Aren't we all like that? How many of you give up on a book after 100 words? Okay, maybe if you are impulse buying at the bookstore. Now, everyone has their own criteria when impulse buying, but how prevalent is impulse buying anyway? Out of the last 100 books you bought, how many were bought on impulse as opposed to being recommended by someone or actively being sought out after reading a review about it or seeing an ad, or whatever? If the number is 50% or less, than I think it's not an issue. I know for me, most of the books I buy I actively seek out. For example, I like Asian literature, and I look for new releases and older releases I'm not aware of because I want to read as much as I can.
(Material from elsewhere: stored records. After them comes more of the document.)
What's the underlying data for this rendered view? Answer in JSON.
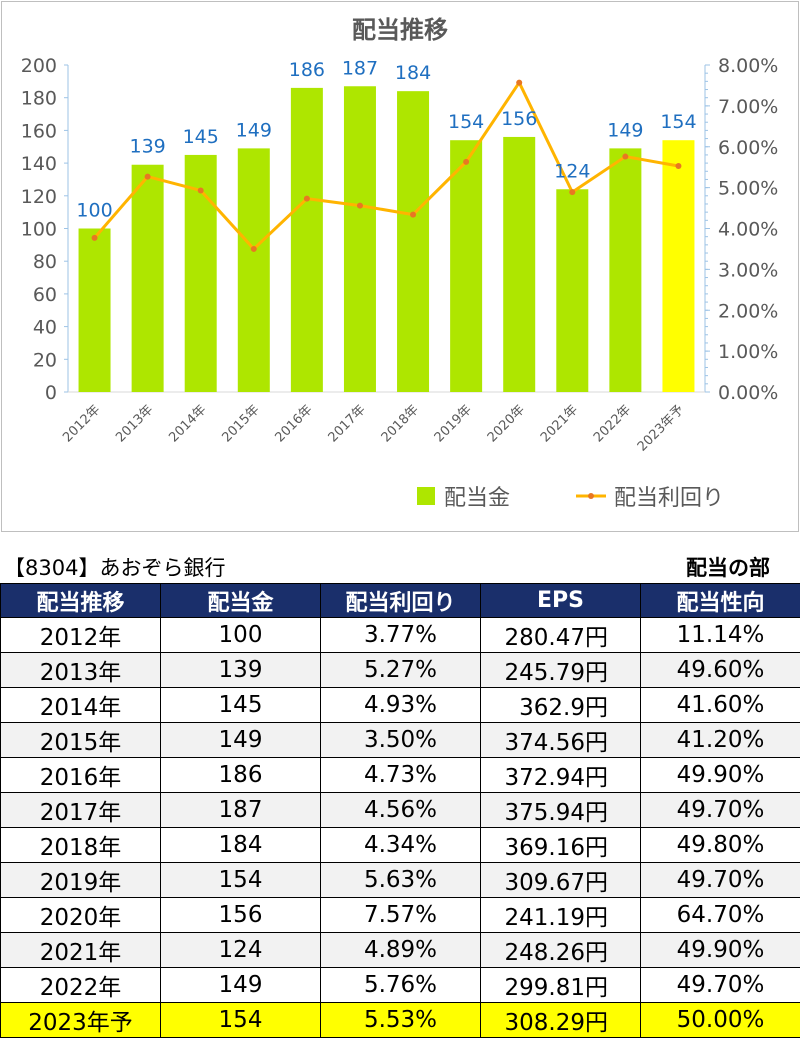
{
  "chart_data": {
    "type": "bar+line",
    "title": "配当推移",
    "categories": [
      "2012年",
      "2013年",
      "2014年",
      "2015年",
      "2016年",
      "2017年",
      "2018年",
      "2019年",
      "2020年",
      "2021年",
      "2022年",
      "2023年予"
    ],
    "series": [
      {
        "name": "配当金",
        "type": "bar",
        "axis": "left",
        "values": [
          100,
          139,
          145,
          149,
          186,
          187,
          184,
          154,
          156,
          124,
          149,
          154
        ],
        "color": "#aee600",
        "highlight_last_color": "#ffff00"
      },
      {
        "name": "配当利回り",
        "type": "line",
        "axis": "right",
        "values": [
          3.77,
          5.27,
          4.93,
          3.5,
          4.73,
          4.56,
          4.34,
          5.63,
          7.57,
          4.89,
          5.76,
          5.53
        ],
        "color": "#ffb400",
        "marker_color": "#e87722"
      }
    ],
    "left_axis": {
      "min": 0,
      "max": 200,
      "step": 20,
      "ticks": [
        "0",
        "20",
        "40",
        "60",
        "80",
        "100",
        "120",
        "140",
        "160",
        "180",
        "200"
      ]
    },
    "right_axis": {
      "min": 0,
      "max": 8,
      "step": 1,
      "ticks": [
        "0.00%",
        "1.00%",
        "2.00%",
        "3.00%",
        "4.00%",
        "5.00%",
        "6.00%",
        "7.00%",
        "8.00%"
      ]
    },
    "data_labels": [
      "100",
      "139",
      "145",
      "149",
      "186",
      "187",
      "184",
      "154",
      "156",
      "124",
      "149",
      "154"
    ],
    "legend": {
      "placement": "bottom-right",
      "items": [
        "配当金",
        "配当利回り"
      ]
    },
    "grid": false
  },
  "company_title": "【8304】あおぞら銀行",
  "section_label": "配当の部",
  "table": {
    "headers": [
      "配当推移",
      "配当金",
      "配当利回り",
      "EPS",
      "配当性向"
    ],
    "rows": [
      [
        "2012年",
        "100",
        "3.77%",
        "280.47円",
        "11.14%"
      ],
      [
        "2013年",
        "139",
        "5.27%",
        "245.79円",
        "49.60%"
      ],
      [
        "2014年",
        "145",
        "4.93%",
        "362.9円",
        "41.60%"
      ],
      [
        "2015年",
        "149",
        "3.50%",
        "374.56円",
        "41.20%"
      ],
      [
        "2016年",
        "186",
        "4.73%",
        "372.94円",
        "49.90%"
      ],
      [
        "2017年",
        "187",
        "4.56%",
        "375.94円",
        "49.70%"
      ],
      [
        "2018年",
        "184",
        "4.34%",
        "369.16円",
        "49.80%"
      ],
      [
        "2019年",
        "154",
        "5.63%",
        "309.67円",
        "49.70%"
      ],
      [
        "2020年",
        "156",
        "7.57%",
        "241.19円",
        "64.70%"
      ],
      [
        "2021年",
        "124",
        "4.89%",
        "248.26円",
        "49.90%"
      ],
      [
        "2022年",
        "149",
        "5.76%",
        "299.81円",
        "49.70%"
      ],
      [
        "2023年予",
        "154",
        "5.53%",
        "308.29円",
        "50.00%"
      ]
    ]
  },
  "colors": {
    "header_bg": "#1a2f6b",
    "row_alt": "#f2f2f2",
    "row_highlight": "#ffff00",
    "label_blue": "#1f6fc0"
  }
}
So what's the big deal, anyway? Well, the big deal is that by saying that the first 100 words has to catch the reader's attention, you end up setting yourself up to write the same kind of story over and over again: that is, a story that starts fast and stays fast.
Now I know genre fiction is defined by its formulas/tropes, but I don't think anyone sets out to just repeat ad nauseum, right? Sometimes it's good to start out slow, to set a certain mood, or maybe to make the action more intense and jarring when it does come. Newsflash: a slow burn is not just for literary fiction or navel-gazing stories, or whatever.
And by focusing on grabbing the reader, you lose out on trying a lot of other techniques that might really work to tell your story better (or maybe not, but you'll never know if you don't experiment, when you're less likely to do if you go into the story thinking about how to gab the reader quick.)
The reader will wait for a period of time. You don't have to hit them over the head right off. And I don't believe an editor or agent is going to stop reading just because there is no action at the beginning. He or she will probably be glad for the change. Out of 10 novels on his/her desk, and one of them starts out kind of slow and the other 9 start out fast, which one will stand out?
The quality of the writing will matter more than the pace at the beginning, so I say, don't worry so much about "hooking" the reader. The reader came here for a story, so just give it to him.